475 lines (388 loc) · 24.6 KB
.@@.......................@@..@@.....@@.
.@@......................@@..@@......@@.
.@@......................@@..@@......@@.
.@@.....@@....@@..@@@@..@@@@@@@@.....@@.
.@@.....@@....@@.@@..@@..@@..@@......@@.
.@@......@@..@@....@@@@..@@..@@......@@.
.@@......@@..@@...@@.@@..@@..@@......@@.
.@@.......@@@@...@@..@@..@@..@@......@@.
.@@.......@@@@...@@..@@..@@..@@......@@.
.@@........@@.....@@@@@..@@..@@......@@.
.@@........@@........................@@.
.@@.......@@.........................@@.
.@@......@@..........................@@.

The yaff font file format

Design aims

The yaff format has the following design aims:

  • Human-friendly. Truly human-readable and human-editable. For example, BDF and XML claim to be human-readable formats, but let's not kid ourselves. Human-friendly means plain text, flat, immediately visualised, easy on the eye, and light and obvious syntax. We should avoid duplication of information, unless it is of obvious use to a human user.
  • Able to represent fixed-width and proportional fonts.
  • Preserves comments, metadata and metrics. Formats such as BDF contain a wealth of metadata such as names, acknowledgements and style specification, but also font metrics that affect the way the font is displayed. The yaff format should preserve these.
  • Able to represent Unicode fonts as well as codepage fonts.

Non-aims include:

  • Colour/greyscale fonts and anti-aliasing. It has to stop somewhere.
  • Performance. Bitmap fonts are small; computers are fast and have tons of memory.

Example

In the spirit of human-friendliness, a short example is probably more informative than the full specification.

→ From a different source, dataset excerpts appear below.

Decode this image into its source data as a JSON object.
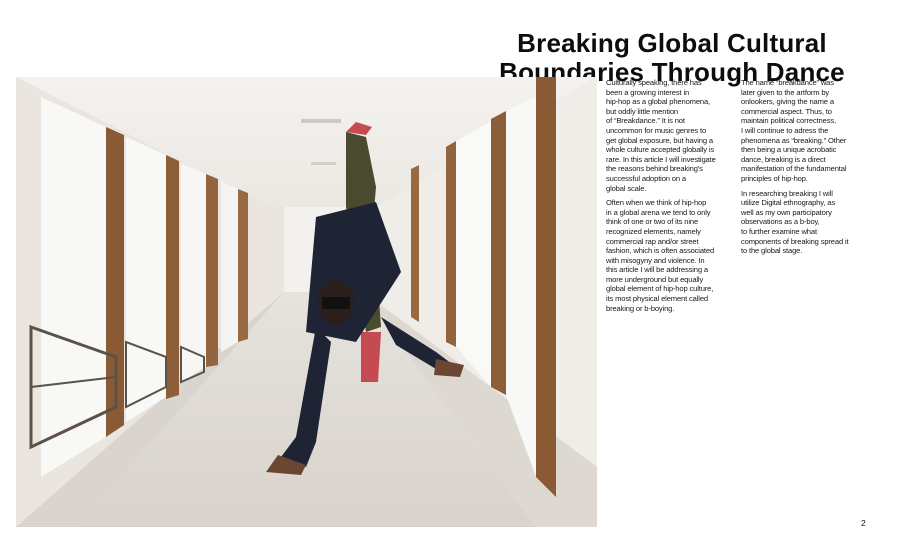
{
  "title": {
    "line1": "Breaking Global Cultural",
    "line2": "Boundaries Through Dance"
  },
  "photo": {
    "subject": "dancer-in-hallway"
  },
  "column1": {
    "p1": "Culturally speaking, there has\nbeen a growing interest in\nhip-hop as a global phenomena,\nbut oddly little mention\nof “Breakdance.” It is not\nuncommon for music genres to\nget global exposure, but having a\nwhole culture accepted globally is\nrare. In this article I will investigate\nthe reasons behind breaking's\nsuccessful adoption on a\nglobal scale.",
    "p2": "Often when we think of hip-hop\nin a global arena we tend to only\nthink of one or two of its nine\nrecognized elements, namely\ncommercial rap and/or street\nfashion, which is often associated\nwith misogyny and violence. In\nthis article I will be addressing a\nmore underground but equally\nglobal element of hip-hop culture,\nits most physical element called\nbreaking or b-boying."
  },
  "column2": {
    "p1": "The name “breakdance” was\nlater given to the artform by\nonlookers, giving the name a\ncommercial aspect. Thus, to\nmaintain political correctness,\nI will continue to adress the\nphenomena as “breaking.” Other\nthen being a unique acrobatic\ndance, breaking is a direct\nmanifestation of the fundamental\nprinciples of hip-hop.",
    "p2": "In researching breaking I will\nutilize  Digital ethnography, as\nwell as my own participatory\nobservations as a b-boy,\nto further examine what\ncomponents of breaking spread it\nto the global stage."
  },
  "page_number": "2"
}
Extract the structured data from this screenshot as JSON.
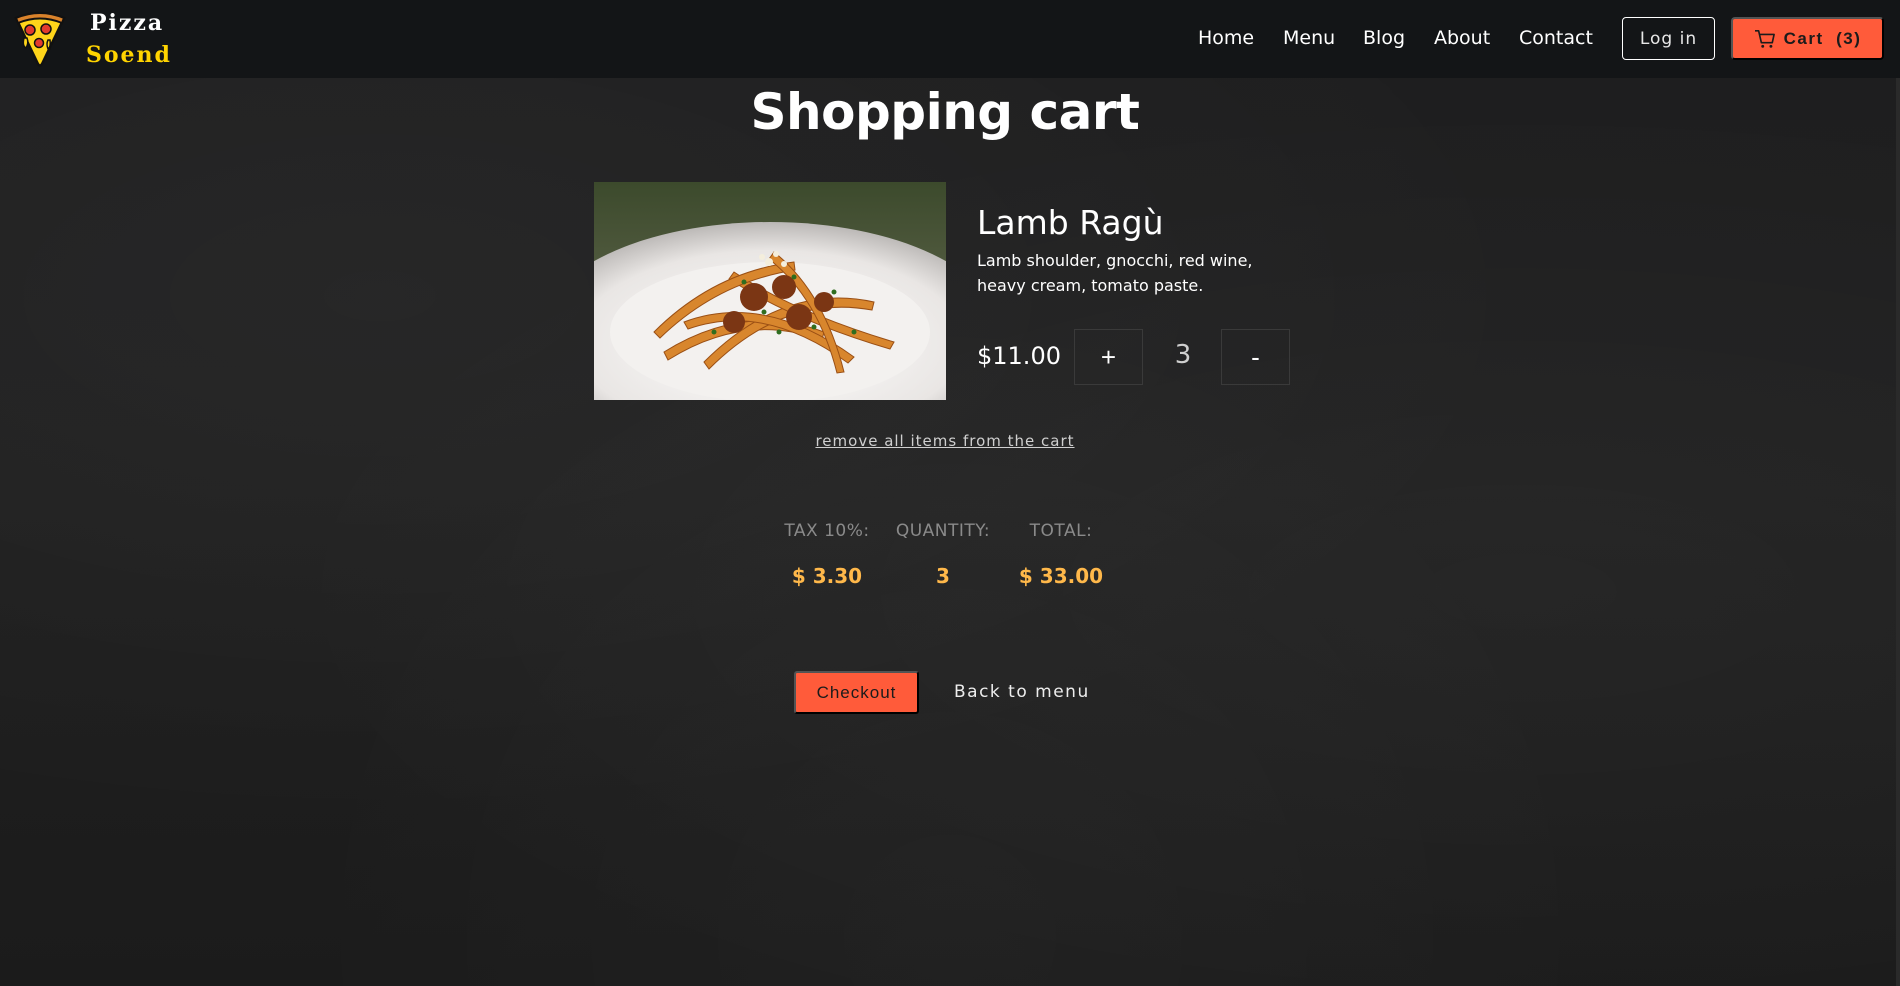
{
  "header": {
    "brand_line1": "Pizza",
    "brand_line2": "Soend",
    "nav": [
      "Home",
      "Menu",
      "Blog",
      "About",
      "Contact"
    ],
    "login_label": "Log in",
    "cart_label": "Cart  (3)"
  },
  "page": {
    "title": "Shopping cart"
  },
  "cart_item": {
    "name": "Lamb Ragù",
    "description": "Lamb shoulder, gnocchi, red wine, heavy cream, tomato paste.",
    "price": "$11.00",
    "increment_label": "+",
    "quantity": "3",
    "decrement_label": "-"
  },
  "remove_all_label": "remove all items from the cart",
  "summary": {
    "tax_label": "TAX 10%:",
    "tax_value": "$ 3.30",
    "quantity_label": "QUANTITY:",
    "quantity_value": "3",
    "total_label": "TOTAL:",
    "total_value": "$ 33.00"
  },
  "actions": {
    "checkout_label": "Checkout",
    "back_label": "Back to menu"
  },
  "icons": {
    "logo": "pizza-slice-icon",
    "cart": "shopping-cart-icon"
  },
  "colors": {
    "accent": "#ff5b3a",
    "brand_yellow": "#ffd400",
    "summary_value": "#ffb84a",
    "header_bg": "#131517"
  }
}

# This is a global comment
# spanning multiple lines.

name: Test Roman 8px
family: Test
notice:
    Test is the property of T€$ţ0Яζ Inc.
    It's not a very useful font.
encoding: totally-made-up

# The letter A is the first letter of the Latin alphabet.
# We've got three kinds of labels: unicode character, codepage, and tag.
u+0041:
0x41:
latin_a:
    ....
    .@..
    @.@.
    @@@.
    @.@.
    @.@.

# Each type of label is optional.
# We're only going to give a unicode code point for B.
u+0042:
    .....
    @@@..
    @..@.
    @@@..
    @..@.
    @@@..


# Or for example, just a tag.
# A glyph may contain per-glyph metrics
latin_c:
    ....
    .@@.
    @..@
    @...
    @..@
    .@@.

    tracking: 1


# This is a special notation for a 0x0 empty glyph, with the tag "empty".
empty:
    -

# Multiple labels of the same type are OK. Numbers may be decimal, too.
# Glyphs don't need to be the same width or height
0x01:
0x02:
255:
smiley:
    ......
    .@..@.
    ......
    .@..@.
    ..@@..

# Multiple code points may define a grapheme cluster
u+0061, u+0300:
small_a_grave:
    @...
    .@..
    ....
    .@@.
    @.@.
    @.@.
    .@@@


# Single quotes ensure a label is interpreted as a unicode character sequence
# this is equivalent to u+0066, u+0066
'ff':
    ..@@@
    .@.@.
    .@.@.
    @@@@@
    .@.@.
    .@.@.
    .@.@.

# While double quotes ensure a label is interpreted as a tag
"my_à":
    @...
    .@..
    ....
    .@@.
    @.@.
    @.@.
    .@@@

# It's possible, though not recommended, to define a glyph with no labels at all
# the colon is still required as a separator
:
    ......
    .@..@.
    ......
    .@..@.
    ..@@..

Specification

Encoding

yaff files must be text files encoded as valid UTF-8.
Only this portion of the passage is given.